Да, у меня отец есть, хотя лучше не было бы. И матери тоже лучше бы не было. Мой отец все пьет, а она его то ругает последними словами, то упрашивает. А сама издерганная вся, как собака цепная, орет с ровного места. Его мать тоже, впрочем, орет еще хуже. И только он со мной идти гулять собирался, так у нее сердечный приступ начинается. Падает и синеет вся.
Он к отцу ехать в город хотел, учиться. Я с ним хотела. Бабушка его говорила: «вы — птицы высокого полета». Она из образованных тоже, в деревню случайно попала, по распределению. Должна была библиотекарем стать, да не срослось у нас. Какая нам библиотека, у нас и читать-то половина народу по слогам только умеет. Да, бабушка у него образованная, про город мне рассказывала, про университет. Книжек у нее много под кроватью в ящиках, я все прочла. Подолгу у них бывала, и парень мой читать любил. Мы с ним вместе уйти хотели. А мать его — ни в какую. Сама не училась, и ему теперь не дает.
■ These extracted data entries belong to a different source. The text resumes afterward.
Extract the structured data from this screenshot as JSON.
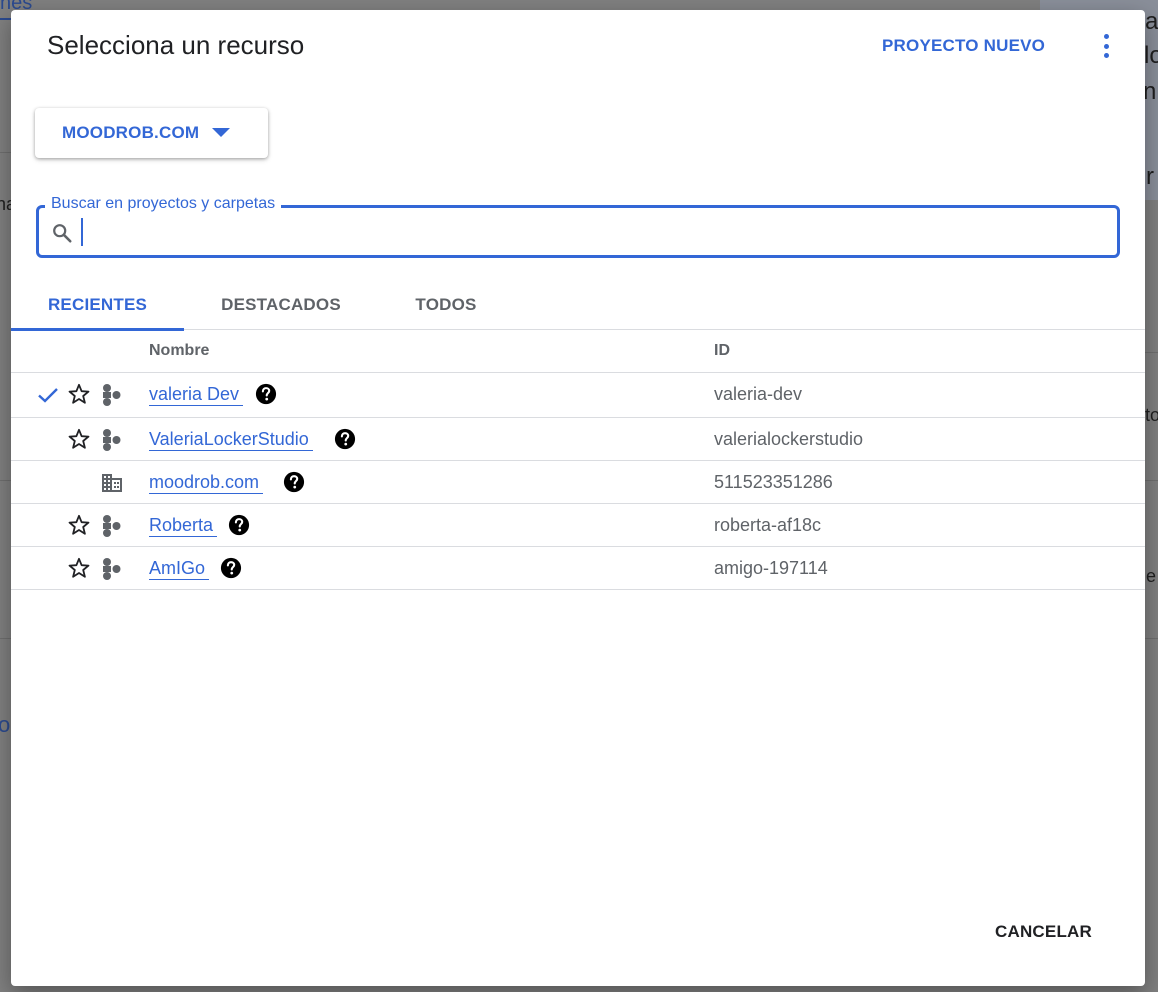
{
  "background": {
    "frag_top_left": "nes",
    "frag_left_1": "na",
    "frag_left_2": "o",
    "frag_right_1": "a",
    "frag_right_2": "lo",
    "frag_right_3": "ni",
    "frag_right_4": "r",
    "frag_right_5": "to",
    "frag_right_6": "e"
  },
  "dialog": {
    "title": "Selecciona un recurso",
    "new_project_label": "PROYECTO NUEVO",
    "org_selector_label": "MOODROB.COM",
    "search": {
      "label": "Buscar en proyectos y carpetas",
      "value": ""
    },
    "tabs": [
      {
        "label": "RECIENTES",
        "active": true
      },
      {
        "label": "DESTACADOS",
        "active": false
      },
      {
        "label": "TODOS",
        "active": false
      }
    ],
    "table": {
      "headers": {
        "name": "Nombre",
        "id": "ID"
      },
      "rows": [
        {
          "name": "valeria Dev",
          "id": "valeria-dev",
          "type": "project-icon",
          "selected": true,
          "starrable": true
        },
        {
          "name": "ValeriaLockerStudio",
          "id": "valerialockerstudio",
          "type": "project-icon",
          "selected": false,
          "starrable": true
        },
        {
          "name": "moodrob.com",
          "id": "511523351286",
          "type": "organization-icon",
          "selected": false,
          "starrable": false
        },
        {
          "name": "Roberta",
          "id": "roberta-af18c",
          "type": "project-icon",
          "selected": false,
          "starrable": true
        },
        {
          "name": "AmIGo",
          "id": "amigo-197114",
          "type": "project-icon",
          "selected": false,
          "starrable": true
        }
      ]
    },
    "cancel_label": "CANCELAR"
  },
  "colors": {
    "accent": "#3367d6",
    "scrim": "#808080",
    "text": "#202124",
    "muted": "#5f6368"
  }
}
В город только через мой труп, говорит.
А у них сарайчик есть, сеновал типа. И вот мы там с ним. Когда моя мать орет и его, только одно и оставалось. Туда пойти и хоть пообжиматься всласть. Он когда меня трогал всяко, я забывала обо всем, что дома и вообще. А сегодня вдруг его мать узнала как-то, к моей прибежала. Орала страшно, говорит, оторва твоя моего сына отнять хочет. А сыну-то уже двадцать с хвостиком. Она орет, моя мать орет, бить меня принялась на улице прямо, а этот хорош: стоит и слова выдавить не может.
Я давно уже поняла, что бесхребетный он. Так всю жизнь около матери и просидит. Бабушка его тоже на него злиться начала под конец. «Моя жизнь кончена», — говорила, — так хоть ты».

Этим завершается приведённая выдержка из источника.